Kathy Gibson reports from Gitex Africa Morocco 2024 – When it comes to using artificial intelligence (AI), ethics is a key issue, and organisations are advised start formulating clear policies around trusted and responsible AI.

Rohan Patel, senior vice-president: engineering at in the UK says it’s important to realise that there are two completely different types of AI systems.

The first relates to systems that are used exclusively internally, where companies are expected to self-manage the ethics. The second is systems that use personal data and could have an impact outside the organisation, and regulation will soon take care of these considerations.

A common fear that people have is that AI systems will soon start writing other systems, and completely disintermediate humans from the process.

But Patel doesn’t see this an ethical issue at all. “We already have models creating models, and models creating data sets. If it works for the company, why not?”

That’s assuming that these models are for internal AI usage, and are not systems that could have an impact outside the organisation.

Another way of keeping the models honest is to build “humble” AI systems, says Sebnem Erener, managing legal counsel at Klarna in Sweden.

“This involves progamming humility into AI systems in the sense that, mathematically, they would never assume their predictions or pronouncements are definitive.
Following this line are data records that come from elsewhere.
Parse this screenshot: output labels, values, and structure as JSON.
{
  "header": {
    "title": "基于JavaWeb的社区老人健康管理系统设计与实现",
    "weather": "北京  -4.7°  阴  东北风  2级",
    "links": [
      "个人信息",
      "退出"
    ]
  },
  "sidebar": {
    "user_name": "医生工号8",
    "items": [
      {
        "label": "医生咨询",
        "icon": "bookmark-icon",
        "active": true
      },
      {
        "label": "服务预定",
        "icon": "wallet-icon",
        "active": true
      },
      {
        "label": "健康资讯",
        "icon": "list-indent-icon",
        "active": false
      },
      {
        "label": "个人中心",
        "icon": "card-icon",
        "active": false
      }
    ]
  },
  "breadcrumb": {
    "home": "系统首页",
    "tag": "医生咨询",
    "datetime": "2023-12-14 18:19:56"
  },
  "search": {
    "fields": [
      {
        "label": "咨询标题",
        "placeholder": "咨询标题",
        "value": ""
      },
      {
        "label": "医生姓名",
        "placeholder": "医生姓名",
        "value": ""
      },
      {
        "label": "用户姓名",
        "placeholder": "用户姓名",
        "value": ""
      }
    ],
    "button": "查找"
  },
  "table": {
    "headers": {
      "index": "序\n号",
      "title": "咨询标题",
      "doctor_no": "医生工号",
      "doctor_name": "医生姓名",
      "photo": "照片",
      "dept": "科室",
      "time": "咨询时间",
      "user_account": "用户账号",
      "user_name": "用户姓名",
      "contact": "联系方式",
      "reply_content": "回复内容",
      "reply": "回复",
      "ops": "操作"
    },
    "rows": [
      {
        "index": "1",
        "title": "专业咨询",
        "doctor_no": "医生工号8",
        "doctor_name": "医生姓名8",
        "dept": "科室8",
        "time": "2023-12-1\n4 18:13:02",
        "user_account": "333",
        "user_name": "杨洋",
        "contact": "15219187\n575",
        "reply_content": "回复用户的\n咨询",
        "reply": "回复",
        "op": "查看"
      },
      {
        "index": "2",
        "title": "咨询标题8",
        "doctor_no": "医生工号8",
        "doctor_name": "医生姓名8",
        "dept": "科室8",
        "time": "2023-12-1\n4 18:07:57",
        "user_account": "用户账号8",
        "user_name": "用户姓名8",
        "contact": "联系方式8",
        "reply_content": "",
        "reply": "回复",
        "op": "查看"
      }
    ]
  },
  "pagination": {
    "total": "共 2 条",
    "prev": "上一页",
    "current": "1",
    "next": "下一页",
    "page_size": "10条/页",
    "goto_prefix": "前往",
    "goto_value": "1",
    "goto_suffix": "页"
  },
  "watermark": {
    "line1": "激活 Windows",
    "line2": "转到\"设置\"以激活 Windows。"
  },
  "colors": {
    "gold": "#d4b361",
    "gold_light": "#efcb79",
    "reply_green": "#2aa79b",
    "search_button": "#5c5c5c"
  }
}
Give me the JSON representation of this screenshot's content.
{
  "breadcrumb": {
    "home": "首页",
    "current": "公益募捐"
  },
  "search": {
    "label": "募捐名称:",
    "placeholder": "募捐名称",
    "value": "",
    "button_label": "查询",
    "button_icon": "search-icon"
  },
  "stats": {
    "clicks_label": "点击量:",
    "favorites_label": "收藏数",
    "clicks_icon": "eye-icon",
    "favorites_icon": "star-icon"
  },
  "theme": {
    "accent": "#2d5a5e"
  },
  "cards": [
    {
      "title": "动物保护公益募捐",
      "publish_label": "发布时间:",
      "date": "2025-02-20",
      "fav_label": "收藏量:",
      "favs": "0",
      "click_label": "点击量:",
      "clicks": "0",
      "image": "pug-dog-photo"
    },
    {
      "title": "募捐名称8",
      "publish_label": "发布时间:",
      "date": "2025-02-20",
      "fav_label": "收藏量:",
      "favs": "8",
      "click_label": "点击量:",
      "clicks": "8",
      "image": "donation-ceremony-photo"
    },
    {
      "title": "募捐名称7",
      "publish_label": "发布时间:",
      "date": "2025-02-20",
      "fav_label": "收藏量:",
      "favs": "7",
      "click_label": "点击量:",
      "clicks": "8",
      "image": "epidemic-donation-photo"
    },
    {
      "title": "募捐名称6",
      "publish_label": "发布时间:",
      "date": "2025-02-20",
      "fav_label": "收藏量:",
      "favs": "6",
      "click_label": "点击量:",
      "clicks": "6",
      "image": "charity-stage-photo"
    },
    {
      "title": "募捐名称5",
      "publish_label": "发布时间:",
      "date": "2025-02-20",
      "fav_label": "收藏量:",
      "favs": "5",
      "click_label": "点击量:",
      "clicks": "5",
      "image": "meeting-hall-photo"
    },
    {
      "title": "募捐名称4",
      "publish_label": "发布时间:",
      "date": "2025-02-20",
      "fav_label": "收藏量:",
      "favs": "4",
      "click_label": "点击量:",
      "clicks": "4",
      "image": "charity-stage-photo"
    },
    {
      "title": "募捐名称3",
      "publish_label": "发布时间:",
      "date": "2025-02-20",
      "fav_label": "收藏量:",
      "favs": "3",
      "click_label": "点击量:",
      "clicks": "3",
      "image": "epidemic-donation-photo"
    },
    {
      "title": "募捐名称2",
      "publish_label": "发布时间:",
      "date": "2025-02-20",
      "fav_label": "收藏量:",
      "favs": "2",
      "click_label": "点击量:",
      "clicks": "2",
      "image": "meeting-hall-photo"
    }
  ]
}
They would thus continuously update the underlying preferences and values by taking constant feedback from human behaviour.”

Although there are not yet any global initiatives to harmonise AI ethics, the EU is well along the road of setting up regulations for trusted AI, Erener adds. The new act, that deals with AI as well as privacy, will be promulgated in June and will be in force in two years.

What’s important is that the views around these issues are changing all the time, and regulations should be flexible enough to embrace the changes.

“What we protect and what we perceive needs to be protected is changing,” Erener points out. “For instance, we used to really big on privacy and intellectual property (IP) issues. But we have realised that we shouldn’t be afraid of questioning this position.

“If the goal is for systems to be more accurate, you can’t treat privacy and IP as absolute rights; and the existing legal structures will need to be updated.”

Having said that, organisations need to be sensitive about these issues as they relate to AI, and should start formulating policies now.

“For instance, at Klarna we have started experimenting with an ethical AI framework so we have the opportunity learn from consumer needs. Then, when the regulations hit, we won’t be reactive but will rather be part of the conversation in setting out the regulations.”

Is it possible to program ethics into the system? Possibly it is, but Dr Juergen Rahmel, a lecturer at the University of Hong Kong, believes companies should not worry about tackling the biggest issues first.

“Leave the ethical questions to the humans that are being augmented,” he says. “Give the solvable issues to the machines and keep the difficult, ethical, issues for the humans.

“Then, as you make progress, you can start adopting more of the value chain into the electronic models.”